In late 2016, the Sabah state government submitted recommendations to the Malaysian federal government through the Main Committee on Management of Foreigners to move all the refugee placement schemes in the state to other more suitable locations far from the towns and industrial development areas. Further, in 2019, under a new Malaysian government, the IMM13 document for refugees from the southern Philippines is being replaced with the Temporary Sabah Pass (PSS) to solve the problems once and for all which have been ongoing since the 1970s, where the old document was misused by the refugees, subsequently posing threats to the security of the state.

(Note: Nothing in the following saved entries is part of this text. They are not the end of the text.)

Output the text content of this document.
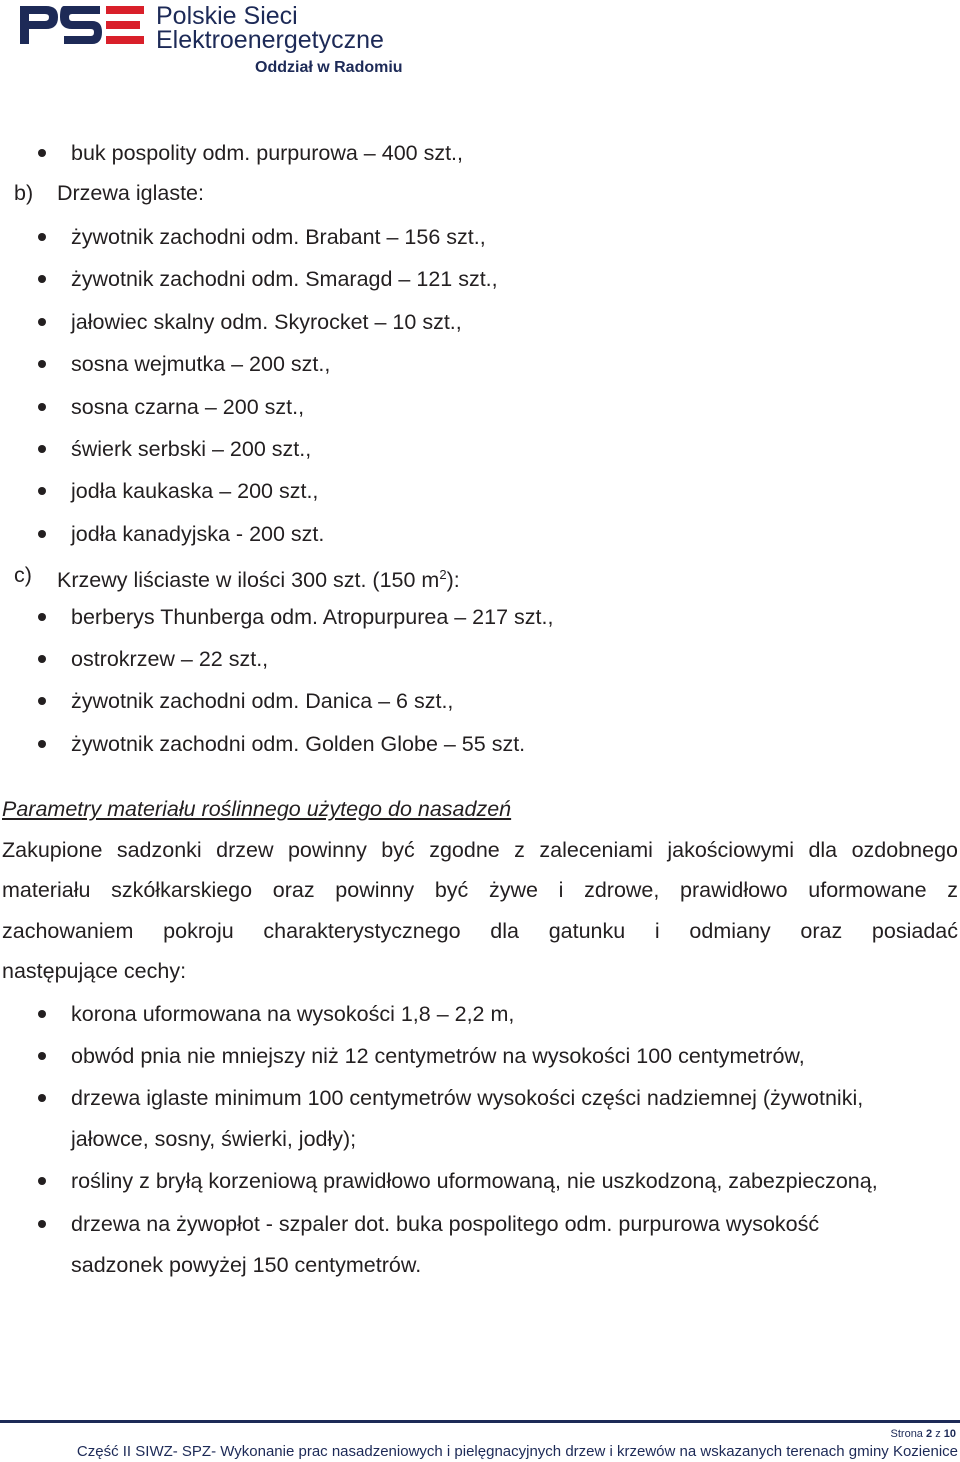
Polskie Sieci
Elektroenergetyczne
Oddział w Radomiu
buk pospolity odm. purpurowa – 400 szt.,
b) Drzewa iglaste:
żywotnik zachodni odm. Brabant – 156 szt.,
żywotnik zachodni odm. Smaragd – 121 szt.,
jałowiec skalny odm. Skyrocket – 10 szt.,
sosna wejmutka – 200 szt.,
sosna czarna – 200 szt.,
świerk serbski – 200 szt.,
jodła kaukaska – 200 szt.,
jodła kanadyjska - 200 szt.
c) Krzewy liściaste w ilości 300 szt. (150 $m^2$):
berberys Thunberga odm. Atropurpurea – 217 szt.,
ostrokrzew – 22 szt.,
żywotnik zachodni odm. Danica – 6 szt.,
żywotnik zachodni odm. Golden Globe – 55 szt.
Parametry materiału roślinnego użytego do nasadzeń
Zakupione sadzonki drzew powinny być zgodne z zaleceniami jakościowymi dla ozdobnego
materiału szkółkarskiego oraz powinny być żywe i zdrowe, prawidłowo uformowane z
zachowaniem pokroju charakterystycznego dla gatunku i odmiany oraz posiadać
następujące cechy:
korona uformowana na wysokości 1,8 – 2,2 m,
obwód pnia nie mniejszy niż 12 centymetrów na wysokości 100 centymetrów,
drzewa iglaste minimum 100 centymetrów wysokości części nadziemnej (żywotniki,
jałowce, sosny, świerki, jodły);
rośliny z bryłą korzeniową prawidłowo uformowaną, nie uszkodzoną, zabezpieczoną,
drzewa na żywopłot - szpaler dot. buka pospolitego odm. purpurowa wysokość
sadzonek powyżej 150 centymetrów.
Strona 2 z 10
Część II SIWZ- SPZ- Wykonanie prac nasadzeniowych i pielęgnacyjnych drzew i krzewów na wskazanych terenach gminy Kozienice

== Criticism of refugee settlements and Malaysian authorities ==
The huge Filipino refugee settlements in Sabah have been mainly criticised by the locals there for contributing to the significant rise of rampant crimes, with the refugees' loyalty towards the country they are seeking refuge in also being questioned for the unstoppable crimes perpetrated from their own community, as a Filipino man was recently charged in court as recently as 2017 for supporting the extreme ideology of the Abu Sayyaf terrorist group.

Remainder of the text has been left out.